The real magic here is in the code class specification edn vega-lite. It's possible to replace edn with json or yaml, and vega with vega-lite as appropriate. Additionally, these classes can be hyphenated for compatibility with editors/parsers that have problems with multiple class specifications (e.g. edn-vega-lite)

Note that embedding all of your data into a vega/vega-lite spec directly as :values may be untenable for larger data sets. In these cases, the recommended solution is to post your data to a GitHub gist, or elsewhere online where you can refer to it using the :url syntax (e.g. {:data {:url "https://your.data.url/path"} ...}).

One final note: in lieue of vega or vega-lite you can specify hiccup in order to embed oz-style hiccup forms which may or may not contain [:vega ...] or [:vega-lite ...] blocks. This allows you to embed nontrivial html in your markdown files as hiccup, when basic markdown just doesn't cut it, without having to resort to manually writing html.

Export

We can also export static HTML files which use Vega-Embed to render interactive Vega/Vega-Lite visualizations using the oz/export! function.

(oz/export! spec "test.html")

Notebook support

Oz now also features Jupyter support for both the Clojupyter and IClojure kernels. See the view! method in the namespaces oz.notebook.clojupyter and oz.notebook.iclojure for usage.

example notebook

Requiring in Clojupyter

Take a look at the example clojupyter notebook.

If you have docker installed you can run the following to build and run a jupyter container with clojupyter installed.

docker run --rm -p 8888:8888 kxxoling/jupyter-clojure-docker

Note that if you get a permission related error, you may need to run this command like sudo docker run ....

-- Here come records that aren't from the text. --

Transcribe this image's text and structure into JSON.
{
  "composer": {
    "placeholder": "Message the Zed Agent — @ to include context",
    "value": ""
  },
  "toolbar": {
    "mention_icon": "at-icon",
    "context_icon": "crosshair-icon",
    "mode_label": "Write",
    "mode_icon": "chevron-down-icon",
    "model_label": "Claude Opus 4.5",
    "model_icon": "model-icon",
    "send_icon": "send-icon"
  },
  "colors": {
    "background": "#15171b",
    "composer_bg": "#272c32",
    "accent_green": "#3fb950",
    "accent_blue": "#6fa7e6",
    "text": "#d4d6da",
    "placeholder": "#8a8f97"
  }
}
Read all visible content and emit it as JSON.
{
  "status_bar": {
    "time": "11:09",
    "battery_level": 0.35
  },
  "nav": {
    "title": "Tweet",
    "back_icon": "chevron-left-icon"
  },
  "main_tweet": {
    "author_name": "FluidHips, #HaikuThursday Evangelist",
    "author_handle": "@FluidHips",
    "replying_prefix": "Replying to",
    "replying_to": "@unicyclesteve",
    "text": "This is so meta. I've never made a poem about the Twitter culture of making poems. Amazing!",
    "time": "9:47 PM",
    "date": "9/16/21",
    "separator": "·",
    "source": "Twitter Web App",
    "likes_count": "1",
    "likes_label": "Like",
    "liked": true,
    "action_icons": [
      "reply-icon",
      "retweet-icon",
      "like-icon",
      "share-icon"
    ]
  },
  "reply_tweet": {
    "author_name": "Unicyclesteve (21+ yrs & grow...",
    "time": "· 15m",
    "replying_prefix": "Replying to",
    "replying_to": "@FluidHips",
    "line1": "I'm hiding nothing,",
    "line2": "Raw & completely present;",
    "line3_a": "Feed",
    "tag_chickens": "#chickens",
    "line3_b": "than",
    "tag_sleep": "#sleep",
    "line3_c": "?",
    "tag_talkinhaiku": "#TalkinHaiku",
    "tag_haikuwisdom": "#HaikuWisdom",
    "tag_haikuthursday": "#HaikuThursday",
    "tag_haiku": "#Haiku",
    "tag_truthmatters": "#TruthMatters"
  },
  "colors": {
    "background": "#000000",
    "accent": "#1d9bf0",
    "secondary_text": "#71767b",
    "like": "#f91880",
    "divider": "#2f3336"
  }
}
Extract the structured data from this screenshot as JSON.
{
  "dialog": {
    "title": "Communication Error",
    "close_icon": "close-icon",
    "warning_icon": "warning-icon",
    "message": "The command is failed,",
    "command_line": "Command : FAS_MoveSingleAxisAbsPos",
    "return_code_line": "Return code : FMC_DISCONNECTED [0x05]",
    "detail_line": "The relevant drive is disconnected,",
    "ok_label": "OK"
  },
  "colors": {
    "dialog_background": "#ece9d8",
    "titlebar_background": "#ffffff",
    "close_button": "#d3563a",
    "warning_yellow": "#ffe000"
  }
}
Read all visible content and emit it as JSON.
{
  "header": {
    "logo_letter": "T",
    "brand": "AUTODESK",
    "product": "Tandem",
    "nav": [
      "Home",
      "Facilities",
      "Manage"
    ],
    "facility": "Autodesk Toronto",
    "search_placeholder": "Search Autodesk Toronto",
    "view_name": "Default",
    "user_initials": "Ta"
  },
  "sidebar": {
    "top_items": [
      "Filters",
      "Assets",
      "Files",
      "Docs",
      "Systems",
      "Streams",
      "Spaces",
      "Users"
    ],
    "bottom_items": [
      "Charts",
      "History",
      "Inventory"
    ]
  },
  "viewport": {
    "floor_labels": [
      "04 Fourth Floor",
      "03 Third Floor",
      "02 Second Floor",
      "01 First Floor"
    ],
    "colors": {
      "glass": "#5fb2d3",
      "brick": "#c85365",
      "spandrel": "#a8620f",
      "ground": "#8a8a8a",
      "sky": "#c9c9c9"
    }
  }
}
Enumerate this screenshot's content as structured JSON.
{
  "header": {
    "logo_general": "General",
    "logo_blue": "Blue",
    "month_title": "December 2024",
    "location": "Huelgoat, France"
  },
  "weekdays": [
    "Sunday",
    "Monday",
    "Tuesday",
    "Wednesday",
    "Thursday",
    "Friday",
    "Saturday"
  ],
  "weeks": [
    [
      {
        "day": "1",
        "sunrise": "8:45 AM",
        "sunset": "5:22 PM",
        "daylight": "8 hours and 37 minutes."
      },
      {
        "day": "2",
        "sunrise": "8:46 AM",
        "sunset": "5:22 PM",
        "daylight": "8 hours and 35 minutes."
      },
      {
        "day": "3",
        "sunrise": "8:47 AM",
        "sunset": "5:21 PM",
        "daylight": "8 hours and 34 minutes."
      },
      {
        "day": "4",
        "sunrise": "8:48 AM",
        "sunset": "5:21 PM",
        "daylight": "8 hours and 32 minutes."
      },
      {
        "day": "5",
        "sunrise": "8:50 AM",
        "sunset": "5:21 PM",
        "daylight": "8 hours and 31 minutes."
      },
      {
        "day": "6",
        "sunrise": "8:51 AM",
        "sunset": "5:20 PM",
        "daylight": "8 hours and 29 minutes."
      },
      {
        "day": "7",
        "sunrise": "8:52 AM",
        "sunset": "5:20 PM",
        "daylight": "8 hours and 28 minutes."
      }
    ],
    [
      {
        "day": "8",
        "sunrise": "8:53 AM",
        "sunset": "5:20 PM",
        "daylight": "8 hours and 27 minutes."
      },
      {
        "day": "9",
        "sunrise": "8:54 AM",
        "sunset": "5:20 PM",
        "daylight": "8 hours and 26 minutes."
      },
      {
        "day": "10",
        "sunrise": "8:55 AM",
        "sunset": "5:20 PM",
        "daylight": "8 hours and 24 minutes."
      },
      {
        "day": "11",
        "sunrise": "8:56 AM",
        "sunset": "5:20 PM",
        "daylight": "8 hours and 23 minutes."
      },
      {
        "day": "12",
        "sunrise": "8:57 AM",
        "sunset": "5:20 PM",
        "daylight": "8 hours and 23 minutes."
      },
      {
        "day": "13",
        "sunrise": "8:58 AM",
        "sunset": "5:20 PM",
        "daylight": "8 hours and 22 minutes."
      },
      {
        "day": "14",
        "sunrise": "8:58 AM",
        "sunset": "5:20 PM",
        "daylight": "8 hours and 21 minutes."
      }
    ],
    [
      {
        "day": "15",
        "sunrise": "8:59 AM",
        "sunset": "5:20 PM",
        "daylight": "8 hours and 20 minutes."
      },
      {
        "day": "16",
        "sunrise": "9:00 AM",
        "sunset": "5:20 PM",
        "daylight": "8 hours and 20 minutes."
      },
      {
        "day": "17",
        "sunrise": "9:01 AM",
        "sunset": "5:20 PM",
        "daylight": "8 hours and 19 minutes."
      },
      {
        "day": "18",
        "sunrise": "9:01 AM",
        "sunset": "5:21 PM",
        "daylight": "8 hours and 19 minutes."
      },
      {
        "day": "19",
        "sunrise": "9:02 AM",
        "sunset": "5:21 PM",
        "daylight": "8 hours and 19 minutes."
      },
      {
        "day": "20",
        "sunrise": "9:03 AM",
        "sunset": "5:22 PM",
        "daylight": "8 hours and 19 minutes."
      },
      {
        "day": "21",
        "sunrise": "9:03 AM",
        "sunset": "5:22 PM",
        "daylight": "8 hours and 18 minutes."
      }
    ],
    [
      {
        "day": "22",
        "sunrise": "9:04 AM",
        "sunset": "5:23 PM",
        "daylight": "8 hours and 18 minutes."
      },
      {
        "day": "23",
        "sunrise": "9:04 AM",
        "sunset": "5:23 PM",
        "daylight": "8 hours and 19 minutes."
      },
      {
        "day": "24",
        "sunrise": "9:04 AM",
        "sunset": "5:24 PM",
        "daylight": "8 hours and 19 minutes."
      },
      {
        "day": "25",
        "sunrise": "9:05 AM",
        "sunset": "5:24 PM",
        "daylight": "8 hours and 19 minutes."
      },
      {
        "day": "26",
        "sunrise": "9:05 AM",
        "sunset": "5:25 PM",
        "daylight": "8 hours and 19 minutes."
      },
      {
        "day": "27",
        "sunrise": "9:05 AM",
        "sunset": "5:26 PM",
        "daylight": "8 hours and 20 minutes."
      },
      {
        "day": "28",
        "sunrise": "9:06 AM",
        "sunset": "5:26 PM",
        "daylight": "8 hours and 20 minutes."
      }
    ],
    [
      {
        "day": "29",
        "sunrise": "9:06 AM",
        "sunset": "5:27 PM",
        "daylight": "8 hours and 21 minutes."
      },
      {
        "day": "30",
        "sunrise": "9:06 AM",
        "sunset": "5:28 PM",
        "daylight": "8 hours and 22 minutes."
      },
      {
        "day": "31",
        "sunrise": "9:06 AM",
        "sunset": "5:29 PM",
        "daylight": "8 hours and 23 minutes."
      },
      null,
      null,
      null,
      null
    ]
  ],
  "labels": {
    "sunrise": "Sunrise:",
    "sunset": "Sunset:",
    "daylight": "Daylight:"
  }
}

Once you have a notebook up and running you can either import the example clojupyter notebook or manually add something like:

(require '[clojupyter.misc.helper :as helper])
(helper/add-dependencies '[metasoarous/oz "x.x.x"])
(require '[oz.notebook.clojupyter :as oz])

;; Create spec

;; then...
(oz/view! spec)

Based on my own tinkering and the reports of other users, the functionality of this integration is somewhat sensitive to version/environment details, so running from the docker image is the recommended way of getting things running for the moment.

Requiring in IClojure

If you have docker installed you can get an IClojure environment up and running using:

docker run -p 8888:8888 cgrand/iclojure

As with Clojupyter, note that if you get a permission related error, you may need to run this command like sudo docker run ....

Once you have that running, you can:

/cp {:deps {metasoarous/oz {:mvn/version "x.x.x"}}}
(require '[oz.notebook.iclojure :as oz])

;; Create spec

;; then...
(oz/view! spec)

Live code reloading

Oz now features Figwheel-like hot code reloading for Clojure-based data science workflows. To start this functionality, you specify from the REPL a file you would like to watch for changes, like so:

(oz/live-reload! "live-reload-test.clj")

As soon as you run this, the code in the file will be executed in its entirety. Thereafter, if you save changes to the file, all forms starting from the first form with material changes will be re-evaluated. Additionally, whitespace changes are ignored, and namespace changes only trigger a recompile if there were other code changes in flight, or if there was an error during the last execution. We also try to do a good job of logging notifications as things are running so that you know what is running and how long things are taking for to execute long-running forms.

Collectively all of these features give you the same magic of Figwheel's hot-code reloading experience, but geared towards the specific demands of a data scientist, or really anyone who needs to quickly hack together potentially long running jobs.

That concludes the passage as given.